Contrary to planning policy
There is no policy justification for new buildings of 11 and 17 storeys in this location. The policy documentation (SSAD) approved in March 2014 and put forward for Examination in Public indicated that this would not be a suitable site for tall buildings. The guide figure was that any building above 9 storeys was considered tall. This has not been changed in the revised document which has, in any event, not yet been put to the Executive or to the Inspector. While we know that DMS4 can be seen, by developers and by officers, as requiring justification of a technical nature only, this is a partial reading of the policy.
Negative Impact on the area
The outline masterplan included in the documentation is sketchy and does not appear to be endorsed by other developers or by councillors or to have had input from WBC officers. The TVI shows how the new buildings would block off views through existing blocks, tower over neighbouring buildings and mitigate against a more sensitive approach being taken by other landowners in the area.
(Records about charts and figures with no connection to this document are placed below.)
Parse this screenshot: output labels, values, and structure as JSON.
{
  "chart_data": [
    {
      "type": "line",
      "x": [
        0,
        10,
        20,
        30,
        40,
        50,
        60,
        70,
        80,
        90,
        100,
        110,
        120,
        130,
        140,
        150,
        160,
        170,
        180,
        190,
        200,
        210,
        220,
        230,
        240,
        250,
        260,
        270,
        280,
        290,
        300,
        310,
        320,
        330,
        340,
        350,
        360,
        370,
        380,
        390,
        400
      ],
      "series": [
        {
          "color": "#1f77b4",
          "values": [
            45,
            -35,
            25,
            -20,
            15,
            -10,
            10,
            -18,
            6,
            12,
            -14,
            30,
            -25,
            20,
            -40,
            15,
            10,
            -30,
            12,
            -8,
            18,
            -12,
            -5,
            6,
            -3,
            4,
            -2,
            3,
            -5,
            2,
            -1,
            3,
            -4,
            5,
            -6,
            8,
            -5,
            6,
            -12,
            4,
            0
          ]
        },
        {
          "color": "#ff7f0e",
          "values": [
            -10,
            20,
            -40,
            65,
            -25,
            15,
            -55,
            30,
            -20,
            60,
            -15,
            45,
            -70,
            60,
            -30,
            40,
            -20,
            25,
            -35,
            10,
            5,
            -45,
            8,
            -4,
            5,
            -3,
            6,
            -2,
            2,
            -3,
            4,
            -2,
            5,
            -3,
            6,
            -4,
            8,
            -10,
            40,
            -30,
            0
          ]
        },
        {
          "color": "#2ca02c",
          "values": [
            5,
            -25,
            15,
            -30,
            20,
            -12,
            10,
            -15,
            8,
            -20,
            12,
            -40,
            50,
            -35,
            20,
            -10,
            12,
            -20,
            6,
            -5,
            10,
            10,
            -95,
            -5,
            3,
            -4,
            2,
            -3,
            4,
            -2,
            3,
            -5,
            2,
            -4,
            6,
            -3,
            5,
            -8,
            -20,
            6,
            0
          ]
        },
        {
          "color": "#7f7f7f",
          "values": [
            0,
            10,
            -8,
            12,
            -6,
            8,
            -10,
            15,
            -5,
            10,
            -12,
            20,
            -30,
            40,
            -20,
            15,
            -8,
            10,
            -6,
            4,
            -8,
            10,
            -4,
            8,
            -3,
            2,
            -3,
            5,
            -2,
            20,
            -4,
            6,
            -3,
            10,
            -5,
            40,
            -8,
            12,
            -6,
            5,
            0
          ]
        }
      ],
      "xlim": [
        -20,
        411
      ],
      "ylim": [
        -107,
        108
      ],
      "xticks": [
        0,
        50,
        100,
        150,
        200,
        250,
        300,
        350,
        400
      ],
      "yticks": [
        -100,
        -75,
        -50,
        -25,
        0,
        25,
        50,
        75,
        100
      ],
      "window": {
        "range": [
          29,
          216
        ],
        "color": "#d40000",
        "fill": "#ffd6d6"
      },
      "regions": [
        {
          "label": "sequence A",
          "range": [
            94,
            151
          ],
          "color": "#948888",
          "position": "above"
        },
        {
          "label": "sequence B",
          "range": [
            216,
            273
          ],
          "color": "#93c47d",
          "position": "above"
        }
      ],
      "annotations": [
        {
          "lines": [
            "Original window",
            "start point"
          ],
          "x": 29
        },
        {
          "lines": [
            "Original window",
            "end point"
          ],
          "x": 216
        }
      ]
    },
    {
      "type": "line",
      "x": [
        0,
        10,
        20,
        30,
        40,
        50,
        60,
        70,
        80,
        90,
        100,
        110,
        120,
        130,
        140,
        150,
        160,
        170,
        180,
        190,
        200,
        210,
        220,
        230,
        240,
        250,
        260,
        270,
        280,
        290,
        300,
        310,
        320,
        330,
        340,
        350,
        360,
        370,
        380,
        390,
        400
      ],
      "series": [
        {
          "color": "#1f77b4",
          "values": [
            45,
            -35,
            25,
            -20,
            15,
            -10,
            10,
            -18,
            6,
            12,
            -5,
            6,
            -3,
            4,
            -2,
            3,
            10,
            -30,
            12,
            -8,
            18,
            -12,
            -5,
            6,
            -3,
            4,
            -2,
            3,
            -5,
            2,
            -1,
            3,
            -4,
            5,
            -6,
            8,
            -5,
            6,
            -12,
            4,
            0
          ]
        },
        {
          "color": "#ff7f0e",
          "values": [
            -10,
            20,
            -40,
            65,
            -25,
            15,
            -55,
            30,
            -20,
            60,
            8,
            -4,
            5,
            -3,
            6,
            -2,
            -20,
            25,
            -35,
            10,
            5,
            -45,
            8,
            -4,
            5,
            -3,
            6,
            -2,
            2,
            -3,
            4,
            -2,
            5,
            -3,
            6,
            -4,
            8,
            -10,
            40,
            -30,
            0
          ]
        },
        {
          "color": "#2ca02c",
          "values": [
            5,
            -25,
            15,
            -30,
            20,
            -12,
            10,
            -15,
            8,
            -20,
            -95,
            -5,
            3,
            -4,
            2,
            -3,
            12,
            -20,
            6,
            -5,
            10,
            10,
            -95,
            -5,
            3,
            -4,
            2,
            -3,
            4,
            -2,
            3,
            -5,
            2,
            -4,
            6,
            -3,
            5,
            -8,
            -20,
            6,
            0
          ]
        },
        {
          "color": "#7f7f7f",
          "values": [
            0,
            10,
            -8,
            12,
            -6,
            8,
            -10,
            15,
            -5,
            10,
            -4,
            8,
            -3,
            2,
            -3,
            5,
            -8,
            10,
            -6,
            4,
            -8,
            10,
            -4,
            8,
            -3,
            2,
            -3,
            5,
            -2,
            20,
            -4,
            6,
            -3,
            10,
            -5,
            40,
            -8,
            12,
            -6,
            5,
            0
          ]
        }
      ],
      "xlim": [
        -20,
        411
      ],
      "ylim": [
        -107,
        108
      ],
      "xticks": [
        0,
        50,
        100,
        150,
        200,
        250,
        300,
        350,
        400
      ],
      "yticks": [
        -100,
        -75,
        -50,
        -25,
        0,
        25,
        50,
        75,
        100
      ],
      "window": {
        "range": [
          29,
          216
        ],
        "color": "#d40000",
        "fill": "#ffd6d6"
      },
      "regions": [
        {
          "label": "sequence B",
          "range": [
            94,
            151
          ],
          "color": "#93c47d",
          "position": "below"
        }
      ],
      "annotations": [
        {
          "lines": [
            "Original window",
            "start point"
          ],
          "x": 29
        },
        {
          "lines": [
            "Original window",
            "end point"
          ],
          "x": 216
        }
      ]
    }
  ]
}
This would be contrary to aspects of DMS4 in that the buildings would:
iv have an unacceptable visual impact on the surrounding areas.
vi. fail to support and complement the surrounding land use pattern and local community
vii be of a massing and scale which fails to create a form that is well integrated into surrounding developments
We agree with the applicant that the area is “characterised by a mix of uses, heights and architectural styles”. This for us is typical of Battersea and to be preserved and cherished rather than being criticised as something which “creates confusion and a lack of legibility in the townscape”.
It appears from objections that neighbours are concerned at other detrimental aspects of the proposed scheme.
Links across York Road
The Design Review Panel argues that there should be a ‘legible route from the proposed development through the Park (York Gardens) and to Clapham Junction Station’. We support them in this and consider that the layout and proposals as presented fail to indicate where and what form such links might take (in spite of section 02 of the Design and Access Statement picking up on the need for this). This is significant, given the emphasis placed upon public transport links from Clapham Junction Station, and proposals for redevelopment of the Winstanley Estate including revised pedestrian links across the park.
Transport and Traffic
York Road is heavily trafficked throughout much of the day and evening. This will only increase as the impact of developments in Nine Elms and in Wandsworth Town is felt.
The same is true of public transport capacity – already inadequate at peak periods and increasingly at other times.
The Council should not grant further planning permissions until there has been serious consideration, with TfL, of the implications of the increased demand on road and public transport of existing developments and of the Winstanley regeneration. Any masterplan for the area must include a full review of transport and road capacity.